Minhas ideias vêm de qualquer lugar, a qualquer momento. Não sei se há hábitos que fomentem a criatividade. Fazer esportes, tocar um instrumento musical, ter interesse por coisas que vão muito além da minha área de especialidade são hábitos e práticas que muitos talvez digam serem essenciais para manter a criatividade. Mas eu desconfio um pouco disso. Para mim, isso soa como tocar Mozart para bebês, achando que eles ficarão mais inteligentes ou outras maluquices como essa…
O que você acha que mudou no seu processo de escrita ao longo dos anos?
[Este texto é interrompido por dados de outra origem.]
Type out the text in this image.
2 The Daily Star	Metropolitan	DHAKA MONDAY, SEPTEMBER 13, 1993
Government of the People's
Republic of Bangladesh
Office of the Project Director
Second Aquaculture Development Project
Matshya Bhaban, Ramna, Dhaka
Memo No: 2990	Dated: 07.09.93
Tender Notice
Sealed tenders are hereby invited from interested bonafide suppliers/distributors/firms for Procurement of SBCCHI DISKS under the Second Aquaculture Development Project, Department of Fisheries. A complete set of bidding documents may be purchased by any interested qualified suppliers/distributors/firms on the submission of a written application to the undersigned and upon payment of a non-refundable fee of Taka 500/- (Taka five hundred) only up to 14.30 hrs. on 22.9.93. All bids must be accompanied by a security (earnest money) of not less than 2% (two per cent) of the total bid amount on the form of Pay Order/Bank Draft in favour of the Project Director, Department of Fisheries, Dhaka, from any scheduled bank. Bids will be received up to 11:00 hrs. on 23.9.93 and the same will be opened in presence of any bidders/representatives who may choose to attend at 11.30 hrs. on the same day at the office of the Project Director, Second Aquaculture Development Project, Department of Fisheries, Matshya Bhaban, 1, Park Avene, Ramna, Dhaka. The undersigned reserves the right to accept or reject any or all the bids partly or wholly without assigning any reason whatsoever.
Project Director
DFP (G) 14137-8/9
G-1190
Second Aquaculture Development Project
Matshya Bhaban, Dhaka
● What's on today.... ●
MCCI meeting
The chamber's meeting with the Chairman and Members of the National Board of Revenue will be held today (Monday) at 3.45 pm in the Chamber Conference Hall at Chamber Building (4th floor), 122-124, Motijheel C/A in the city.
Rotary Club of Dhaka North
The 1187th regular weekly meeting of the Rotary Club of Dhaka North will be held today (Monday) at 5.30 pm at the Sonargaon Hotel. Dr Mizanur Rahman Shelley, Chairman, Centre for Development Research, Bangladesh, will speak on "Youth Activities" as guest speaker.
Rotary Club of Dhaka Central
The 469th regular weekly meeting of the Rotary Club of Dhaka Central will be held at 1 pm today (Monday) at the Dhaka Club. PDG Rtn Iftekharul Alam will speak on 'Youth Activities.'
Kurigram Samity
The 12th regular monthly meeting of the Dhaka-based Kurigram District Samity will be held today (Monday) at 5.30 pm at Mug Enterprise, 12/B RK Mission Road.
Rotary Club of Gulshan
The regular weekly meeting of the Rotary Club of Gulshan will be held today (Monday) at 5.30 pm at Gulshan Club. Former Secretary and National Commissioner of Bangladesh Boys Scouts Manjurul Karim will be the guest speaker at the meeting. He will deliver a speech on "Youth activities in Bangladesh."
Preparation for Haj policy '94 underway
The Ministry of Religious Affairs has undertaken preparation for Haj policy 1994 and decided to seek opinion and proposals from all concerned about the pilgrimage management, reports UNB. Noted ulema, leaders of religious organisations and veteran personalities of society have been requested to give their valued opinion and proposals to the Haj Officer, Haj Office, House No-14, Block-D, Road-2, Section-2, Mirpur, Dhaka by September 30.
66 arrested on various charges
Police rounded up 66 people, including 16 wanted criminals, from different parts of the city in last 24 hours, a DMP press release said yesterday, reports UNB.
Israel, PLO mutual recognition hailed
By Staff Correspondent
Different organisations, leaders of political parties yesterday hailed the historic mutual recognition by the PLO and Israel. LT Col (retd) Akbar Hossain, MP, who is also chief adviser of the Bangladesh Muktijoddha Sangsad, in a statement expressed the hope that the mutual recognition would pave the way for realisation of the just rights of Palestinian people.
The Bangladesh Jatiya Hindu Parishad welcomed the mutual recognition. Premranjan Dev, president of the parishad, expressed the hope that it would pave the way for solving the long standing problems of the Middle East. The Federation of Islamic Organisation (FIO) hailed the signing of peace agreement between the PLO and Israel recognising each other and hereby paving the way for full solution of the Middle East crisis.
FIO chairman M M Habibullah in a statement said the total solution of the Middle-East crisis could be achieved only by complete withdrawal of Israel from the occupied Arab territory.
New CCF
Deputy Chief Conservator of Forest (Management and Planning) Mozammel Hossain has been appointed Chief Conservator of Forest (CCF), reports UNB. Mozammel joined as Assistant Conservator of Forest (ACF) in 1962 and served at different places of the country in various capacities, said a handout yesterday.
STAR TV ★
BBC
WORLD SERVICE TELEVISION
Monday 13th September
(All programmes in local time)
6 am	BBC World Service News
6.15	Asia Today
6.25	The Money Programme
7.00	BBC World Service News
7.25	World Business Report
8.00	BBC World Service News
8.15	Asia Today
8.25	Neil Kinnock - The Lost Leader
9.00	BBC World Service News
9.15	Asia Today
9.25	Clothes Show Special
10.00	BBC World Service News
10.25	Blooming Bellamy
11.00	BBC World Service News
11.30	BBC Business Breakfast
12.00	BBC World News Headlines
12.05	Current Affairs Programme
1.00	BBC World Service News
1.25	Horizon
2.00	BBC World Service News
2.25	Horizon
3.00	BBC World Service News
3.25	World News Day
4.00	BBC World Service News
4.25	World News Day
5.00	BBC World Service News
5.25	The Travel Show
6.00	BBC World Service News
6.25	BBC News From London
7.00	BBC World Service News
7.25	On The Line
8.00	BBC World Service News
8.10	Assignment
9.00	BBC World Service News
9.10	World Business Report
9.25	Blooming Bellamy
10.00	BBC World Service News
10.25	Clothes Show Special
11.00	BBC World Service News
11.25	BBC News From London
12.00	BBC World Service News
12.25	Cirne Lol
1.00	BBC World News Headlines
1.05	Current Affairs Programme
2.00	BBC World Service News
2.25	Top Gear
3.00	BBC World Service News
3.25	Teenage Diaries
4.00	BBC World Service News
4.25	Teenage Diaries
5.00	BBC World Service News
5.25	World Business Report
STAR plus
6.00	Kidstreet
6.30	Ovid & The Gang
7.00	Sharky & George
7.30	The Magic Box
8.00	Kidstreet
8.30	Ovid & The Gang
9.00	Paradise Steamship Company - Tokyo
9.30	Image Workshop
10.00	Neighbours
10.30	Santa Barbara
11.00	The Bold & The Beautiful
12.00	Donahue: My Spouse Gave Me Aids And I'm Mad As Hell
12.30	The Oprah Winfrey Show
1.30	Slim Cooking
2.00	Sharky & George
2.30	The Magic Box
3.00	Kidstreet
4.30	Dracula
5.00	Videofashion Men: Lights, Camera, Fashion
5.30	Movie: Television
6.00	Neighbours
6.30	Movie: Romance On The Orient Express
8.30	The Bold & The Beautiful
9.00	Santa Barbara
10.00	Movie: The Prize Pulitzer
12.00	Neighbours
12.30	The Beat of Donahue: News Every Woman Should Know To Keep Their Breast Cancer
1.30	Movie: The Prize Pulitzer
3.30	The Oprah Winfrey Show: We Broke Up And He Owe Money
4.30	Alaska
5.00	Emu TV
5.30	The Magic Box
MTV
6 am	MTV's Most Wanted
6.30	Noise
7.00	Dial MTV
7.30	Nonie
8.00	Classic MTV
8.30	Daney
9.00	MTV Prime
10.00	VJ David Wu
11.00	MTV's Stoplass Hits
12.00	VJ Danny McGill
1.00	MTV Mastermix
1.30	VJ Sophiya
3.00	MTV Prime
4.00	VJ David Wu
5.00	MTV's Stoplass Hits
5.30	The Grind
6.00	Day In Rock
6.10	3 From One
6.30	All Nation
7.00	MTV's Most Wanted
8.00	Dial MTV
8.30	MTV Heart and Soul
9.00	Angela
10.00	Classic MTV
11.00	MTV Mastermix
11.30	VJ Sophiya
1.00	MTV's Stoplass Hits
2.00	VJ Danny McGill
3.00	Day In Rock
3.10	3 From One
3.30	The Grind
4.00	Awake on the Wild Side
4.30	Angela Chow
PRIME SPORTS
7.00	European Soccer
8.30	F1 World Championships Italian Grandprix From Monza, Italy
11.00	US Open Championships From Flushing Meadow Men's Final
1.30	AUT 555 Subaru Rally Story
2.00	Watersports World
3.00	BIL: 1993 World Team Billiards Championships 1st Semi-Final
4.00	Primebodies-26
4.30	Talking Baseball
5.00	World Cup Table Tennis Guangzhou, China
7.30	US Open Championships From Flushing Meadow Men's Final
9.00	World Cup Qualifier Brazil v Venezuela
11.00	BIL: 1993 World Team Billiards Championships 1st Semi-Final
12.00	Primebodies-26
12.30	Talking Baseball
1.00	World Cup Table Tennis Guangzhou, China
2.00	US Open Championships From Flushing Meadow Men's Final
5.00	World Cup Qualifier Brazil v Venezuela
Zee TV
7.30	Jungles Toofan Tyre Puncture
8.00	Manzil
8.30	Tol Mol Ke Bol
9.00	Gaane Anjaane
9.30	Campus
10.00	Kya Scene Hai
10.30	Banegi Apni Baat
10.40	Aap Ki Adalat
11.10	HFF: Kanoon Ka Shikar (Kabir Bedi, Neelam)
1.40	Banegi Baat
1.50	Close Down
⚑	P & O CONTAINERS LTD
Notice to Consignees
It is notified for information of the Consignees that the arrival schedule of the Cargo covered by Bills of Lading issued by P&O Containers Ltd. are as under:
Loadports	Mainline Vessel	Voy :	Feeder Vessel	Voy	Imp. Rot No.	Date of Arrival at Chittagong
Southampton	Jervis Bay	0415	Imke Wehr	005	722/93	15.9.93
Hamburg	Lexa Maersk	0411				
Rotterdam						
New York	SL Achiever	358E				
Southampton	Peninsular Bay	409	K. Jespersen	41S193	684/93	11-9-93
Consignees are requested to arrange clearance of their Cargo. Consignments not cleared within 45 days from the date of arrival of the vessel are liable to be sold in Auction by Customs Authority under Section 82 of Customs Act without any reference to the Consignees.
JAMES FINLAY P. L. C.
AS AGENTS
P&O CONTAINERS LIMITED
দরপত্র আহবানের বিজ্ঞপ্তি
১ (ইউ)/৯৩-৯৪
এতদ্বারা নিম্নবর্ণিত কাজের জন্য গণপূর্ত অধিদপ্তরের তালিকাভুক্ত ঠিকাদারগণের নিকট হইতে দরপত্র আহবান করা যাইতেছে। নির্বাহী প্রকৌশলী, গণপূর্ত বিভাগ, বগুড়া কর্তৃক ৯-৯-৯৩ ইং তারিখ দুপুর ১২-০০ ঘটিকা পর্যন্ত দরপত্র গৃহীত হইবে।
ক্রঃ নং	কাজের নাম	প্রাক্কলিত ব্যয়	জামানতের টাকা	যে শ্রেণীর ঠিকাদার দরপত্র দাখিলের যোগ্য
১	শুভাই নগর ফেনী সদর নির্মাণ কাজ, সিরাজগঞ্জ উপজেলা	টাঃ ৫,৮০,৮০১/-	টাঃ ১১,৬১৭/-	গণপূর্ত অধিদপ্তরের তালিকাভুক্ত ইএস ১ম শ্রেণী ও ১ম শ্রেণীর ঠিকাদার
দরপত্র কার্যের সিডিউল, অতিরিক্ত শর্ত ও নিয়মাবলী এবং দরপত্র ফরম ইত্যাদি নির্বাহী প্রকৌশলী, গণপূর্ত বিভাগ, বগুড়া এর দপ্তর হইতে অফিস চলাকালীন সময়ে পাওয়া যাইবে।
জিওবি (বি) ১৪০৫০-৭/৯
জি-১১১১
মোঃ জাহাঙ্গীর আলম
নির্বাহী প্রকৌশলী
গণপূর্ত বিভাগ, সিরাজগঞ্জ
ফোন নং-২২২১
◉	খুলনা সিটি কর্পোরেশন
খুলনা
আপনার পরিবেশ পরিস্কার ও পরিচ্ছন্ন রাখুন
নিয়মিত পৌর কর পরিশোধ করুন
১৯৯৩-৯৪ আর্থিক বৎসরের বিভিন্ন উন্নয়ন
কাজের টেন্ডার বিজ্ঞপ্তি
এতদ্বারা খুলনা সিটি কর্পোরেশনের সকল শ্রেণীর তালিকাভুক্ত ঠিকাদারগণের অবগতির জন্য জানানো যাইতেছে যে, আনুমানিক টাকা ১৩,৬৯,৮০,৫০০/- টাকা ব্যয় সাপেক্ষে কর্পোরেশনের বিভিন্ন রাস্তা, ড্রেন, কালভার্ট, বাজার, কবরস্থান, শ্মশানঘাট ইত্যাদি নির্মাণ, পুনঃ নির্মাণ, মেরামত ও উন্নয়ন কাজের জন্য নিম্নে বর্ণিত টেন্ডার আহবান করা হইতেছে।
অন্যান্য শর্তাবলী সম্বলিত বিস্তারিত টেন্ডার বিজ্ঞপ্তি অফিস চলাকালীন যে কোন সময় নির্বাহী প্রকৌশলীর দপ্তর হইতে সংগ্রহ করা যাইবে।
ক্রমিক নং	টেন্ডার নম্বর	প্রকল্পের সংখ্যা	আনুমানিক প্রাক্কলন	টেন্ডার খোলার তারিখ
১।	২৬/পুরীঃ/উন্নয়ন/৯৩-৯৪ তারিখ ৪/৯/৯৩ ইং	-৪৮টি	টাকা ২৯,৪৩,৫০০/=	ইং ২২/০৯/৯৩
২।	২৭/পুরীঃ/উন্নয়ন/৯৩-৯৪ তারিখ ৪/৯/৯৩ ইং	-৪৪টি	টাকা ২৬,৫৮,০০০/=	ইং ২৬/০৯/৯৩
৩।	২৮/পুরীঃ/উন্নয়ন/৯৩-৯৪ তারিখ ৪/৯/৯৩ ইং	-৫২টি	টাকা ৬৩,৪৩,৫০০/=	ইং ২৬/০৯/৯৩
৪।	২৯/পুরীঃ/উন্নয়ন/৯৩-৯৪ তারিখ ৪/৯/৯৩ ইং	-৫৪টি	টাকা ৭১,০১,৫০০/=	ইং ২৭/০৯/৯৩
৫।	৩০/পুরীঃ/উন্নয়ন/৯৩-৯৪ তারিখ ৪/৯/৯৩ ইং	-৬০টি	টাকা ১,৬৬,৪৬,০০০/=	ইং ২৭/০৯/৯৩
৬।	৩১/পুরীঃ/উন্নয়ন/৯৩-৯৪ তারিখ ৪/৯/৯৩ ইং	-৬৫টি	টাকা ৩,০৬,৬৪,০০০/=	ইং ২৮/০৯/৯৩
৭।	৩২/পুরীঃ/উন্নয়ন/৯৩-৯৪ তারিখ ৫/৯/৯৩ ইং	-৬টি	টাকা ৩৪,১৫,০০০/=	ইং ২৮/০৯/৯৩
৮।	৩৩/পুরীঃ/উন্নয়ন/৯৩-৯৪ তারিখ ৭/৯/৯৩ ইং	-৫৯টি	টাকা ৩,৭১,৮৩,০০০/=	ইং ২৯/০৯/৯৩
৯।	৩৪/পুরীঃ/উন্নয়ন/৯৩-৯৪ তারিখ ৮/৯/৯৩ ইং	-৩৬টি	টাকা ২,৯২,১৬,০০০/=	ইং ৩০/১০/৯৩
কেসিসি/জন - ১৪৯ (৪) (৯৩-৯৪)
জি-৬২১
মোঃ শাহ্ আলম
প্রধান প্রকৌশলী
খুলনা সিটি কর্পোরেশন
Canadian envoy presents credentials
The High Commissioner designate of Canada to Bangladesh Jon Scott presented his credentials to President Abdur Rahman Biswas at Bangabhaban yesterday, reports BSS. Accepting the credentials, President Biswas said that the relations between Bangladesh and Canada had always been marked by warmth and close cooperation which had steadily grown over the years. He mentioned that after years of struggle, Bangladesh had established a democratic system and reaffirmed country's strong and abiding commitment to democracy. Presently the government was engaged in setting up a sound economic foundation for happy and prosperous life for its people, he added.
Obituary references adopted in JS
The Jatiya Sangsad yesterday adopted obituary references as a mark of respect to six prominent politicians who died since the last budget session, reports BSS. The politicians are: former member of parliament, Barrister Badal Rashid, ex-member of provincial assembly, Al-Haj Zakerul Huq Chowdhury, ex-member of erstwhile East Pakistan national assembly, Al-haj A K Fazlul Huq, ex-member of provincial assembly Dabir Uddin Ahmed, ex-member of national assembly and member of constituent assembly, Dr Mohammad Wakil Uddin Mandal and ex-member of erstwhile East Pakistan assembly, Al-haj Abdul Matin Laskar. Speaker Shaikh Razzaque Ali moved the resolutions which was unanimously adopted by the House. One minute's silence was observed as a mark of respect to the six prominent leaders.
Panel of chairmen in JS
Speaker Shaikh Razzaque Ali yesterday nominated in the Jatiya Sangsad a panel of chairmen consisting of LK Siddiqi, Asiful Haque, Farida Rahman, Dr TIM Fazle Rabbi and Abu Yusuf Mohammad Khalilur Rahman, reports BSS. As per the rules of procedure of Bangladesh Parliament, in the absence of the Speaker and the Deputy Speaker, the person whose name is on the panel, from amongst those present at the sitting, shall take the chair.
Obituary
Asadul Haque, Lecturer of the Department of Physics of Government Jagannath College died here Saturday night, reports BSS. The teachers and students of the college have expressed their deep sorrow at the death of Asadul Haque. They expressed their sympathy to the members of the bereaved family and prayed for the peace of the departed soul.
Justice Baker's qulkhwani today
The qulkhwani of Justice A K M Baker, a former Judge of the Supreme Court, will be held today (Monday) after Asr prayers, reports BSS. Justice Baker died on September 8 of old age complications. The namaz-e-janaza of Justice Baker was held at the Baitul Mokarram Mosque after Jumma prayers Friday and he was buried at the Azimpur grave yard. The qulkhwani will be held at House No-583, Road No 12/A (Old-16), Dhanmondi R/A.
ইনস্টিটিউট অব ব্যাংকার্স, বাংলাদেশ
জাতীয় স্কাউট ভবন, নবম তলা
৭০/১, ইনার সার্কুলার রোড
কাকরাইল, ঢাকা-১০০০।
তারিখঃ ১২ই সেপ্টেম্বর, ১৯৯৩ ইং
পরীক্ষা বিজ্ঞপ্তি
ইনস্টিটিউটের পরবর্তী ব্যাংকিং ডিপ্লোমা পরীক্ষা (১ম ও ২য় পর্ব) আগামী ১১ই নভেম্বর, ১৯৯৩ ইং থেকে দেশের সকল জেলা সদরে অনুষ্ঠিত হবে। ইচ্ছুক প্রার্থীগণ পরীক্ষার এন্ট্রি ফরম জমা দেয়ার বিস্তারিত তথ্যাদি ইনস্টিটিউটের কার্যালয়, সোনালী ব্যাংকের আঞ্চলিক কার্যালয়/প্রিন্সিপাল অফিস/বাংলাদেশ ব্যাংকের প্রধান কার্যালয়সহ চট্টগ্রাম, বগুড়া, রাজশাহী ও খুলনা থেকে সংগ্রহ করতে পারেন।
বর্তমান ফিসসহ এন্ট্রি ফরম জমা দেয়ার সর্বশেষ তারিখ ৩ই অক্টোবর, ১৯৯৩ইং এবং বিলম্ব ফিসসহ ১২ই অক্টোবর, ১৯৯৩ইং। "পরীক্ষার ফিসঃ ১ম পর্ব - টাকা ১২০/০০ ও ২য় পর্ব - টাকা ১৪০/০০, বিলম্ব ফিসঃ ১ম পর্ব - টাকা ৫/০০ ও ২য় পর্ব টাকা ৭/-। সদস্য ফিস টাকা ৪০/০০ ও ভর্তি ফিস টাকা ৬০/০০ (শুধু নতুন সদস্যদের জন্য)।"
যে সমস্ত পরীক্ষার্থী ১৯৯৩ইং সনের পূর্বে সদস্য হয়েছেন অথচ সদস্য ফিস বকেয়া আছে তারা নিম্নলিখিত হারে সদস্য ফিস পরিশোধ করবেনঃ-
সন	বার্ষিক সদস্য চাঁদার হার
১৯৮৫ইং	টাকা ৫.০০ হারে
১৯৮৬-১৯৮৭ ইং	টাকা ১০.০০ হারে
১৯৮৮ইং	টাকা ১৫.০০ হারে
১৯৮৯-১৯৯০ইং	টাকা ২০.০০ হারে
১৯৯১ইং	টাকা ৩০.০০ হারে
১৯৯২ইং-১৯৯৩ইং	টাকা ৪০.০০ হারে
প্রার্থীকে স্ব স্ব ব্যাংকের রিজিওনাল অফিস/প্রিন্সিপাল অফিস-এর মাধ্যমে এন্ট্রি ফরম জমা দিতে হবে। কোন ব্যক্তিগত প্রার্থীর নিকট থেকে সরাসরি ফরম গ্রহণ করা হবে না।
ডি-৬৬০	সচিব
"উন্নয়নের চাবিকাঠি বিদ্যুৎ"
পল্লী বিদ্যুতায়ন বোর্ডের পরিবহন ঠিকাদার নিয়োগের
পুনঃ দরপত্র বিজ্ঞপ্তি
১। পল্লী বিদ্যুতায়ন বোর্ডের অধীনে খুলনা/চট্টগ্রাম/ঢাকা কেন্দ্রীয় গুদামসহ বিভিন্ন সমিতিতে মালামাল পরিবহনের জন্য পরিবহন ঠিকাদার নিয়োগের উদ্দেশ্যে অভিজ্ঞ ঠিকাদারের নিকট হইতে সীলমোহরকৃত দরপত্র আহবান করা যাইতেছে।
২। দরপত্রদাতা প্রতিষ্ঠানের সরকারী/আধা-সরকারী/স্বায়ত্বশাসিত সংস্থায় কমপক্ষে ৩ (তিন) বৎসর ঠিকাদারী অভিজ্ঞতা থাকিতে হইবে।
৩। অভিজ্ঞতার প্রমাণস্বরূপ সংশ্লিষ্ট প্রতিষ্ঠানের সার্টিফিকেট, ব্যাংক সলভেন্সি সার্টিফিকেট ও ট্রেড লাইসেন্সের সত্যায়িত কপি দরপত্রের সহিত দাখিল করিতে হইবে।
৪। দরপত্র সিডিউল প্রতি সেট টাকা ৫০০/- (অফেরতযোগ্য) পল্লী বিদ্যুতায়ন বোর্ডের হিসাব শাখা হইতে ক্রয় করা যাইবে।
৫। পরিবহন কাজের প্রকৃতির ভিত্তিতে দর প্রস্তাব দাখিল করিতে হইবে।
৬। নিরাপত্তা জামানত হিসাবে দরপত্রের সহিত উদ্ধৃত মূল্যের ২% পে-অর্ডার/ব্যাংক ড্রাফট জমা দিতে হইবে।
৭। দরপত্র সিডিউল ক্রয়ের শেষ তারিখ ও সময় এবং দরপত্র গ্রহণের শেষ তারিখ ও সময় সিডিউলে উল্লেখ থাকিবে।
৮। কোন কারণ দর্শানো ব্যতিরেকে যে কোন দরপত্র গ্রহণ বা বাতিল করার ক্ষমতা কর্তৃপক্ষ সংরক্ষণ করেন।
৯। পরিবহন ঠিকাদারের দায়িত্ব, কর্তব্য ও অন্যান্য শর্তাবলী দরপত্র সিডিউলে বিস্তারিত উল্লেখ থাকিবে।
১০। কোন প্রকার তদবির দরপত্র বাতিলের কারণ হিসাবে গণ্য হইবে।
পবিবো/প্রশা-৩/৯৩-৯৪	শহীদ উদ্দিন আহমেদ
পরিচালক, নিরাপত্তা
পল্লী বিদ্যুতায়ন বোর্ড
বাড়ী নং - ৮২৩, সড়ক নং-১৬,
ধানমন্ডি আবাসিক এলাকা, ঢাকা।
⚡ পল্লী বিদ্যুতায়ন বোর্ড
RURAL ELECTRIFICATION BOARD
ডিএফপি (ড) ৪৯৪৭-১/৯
O que você diria a si mesmo se pudesse voltar à escrita de sua tese?
É difícil saber o que mudou no meu processo de escrita. Acho que muito pouco. Sempre tive um objetivo importante ao escrever: clareza. Desde minha dissertação de mestrado, esse é um objetivo importante, fundamental. Para mim, é possível expressar as ideias mais complexas de forma clara, sem que isso implique superficialidade. Obscuridade na escrita, para mim, é um grave problema na academia (e sempre que eu leio algo obscuro, imediatamente penso em Calvin e Hobbes e na insuperável tira “Academia, here I come”…).
O que mudou talvez não seja o processo de escrita em si, mas o tempo que tenho para escrever. Durante meu doutorado, eu tinha apenas uma coisa a fazer: uma tese de doutorado. Hoje, há uma avalanche de compromissos que simplesmente ocupam parte significativa desse tempo. E depois que me tornei pai, um pai que não se contenta apenas em ter um papel coadjuvante no dia a dia da minha filha e do meu filho, o que sobra de tempo realmente livre diminuiu drasticamente. Com isso, tenho que ser mais eficiente na gestão desse tempo. Não que eu escreva mais rápido hoje, mas com certeza me distraio menos com coisas acessórias.
Que projeto você gostaria de fazer, mas ainda não começou?
Um projeto começa com uma ideia. Se eu já tenho a ideia, o projeto já começou!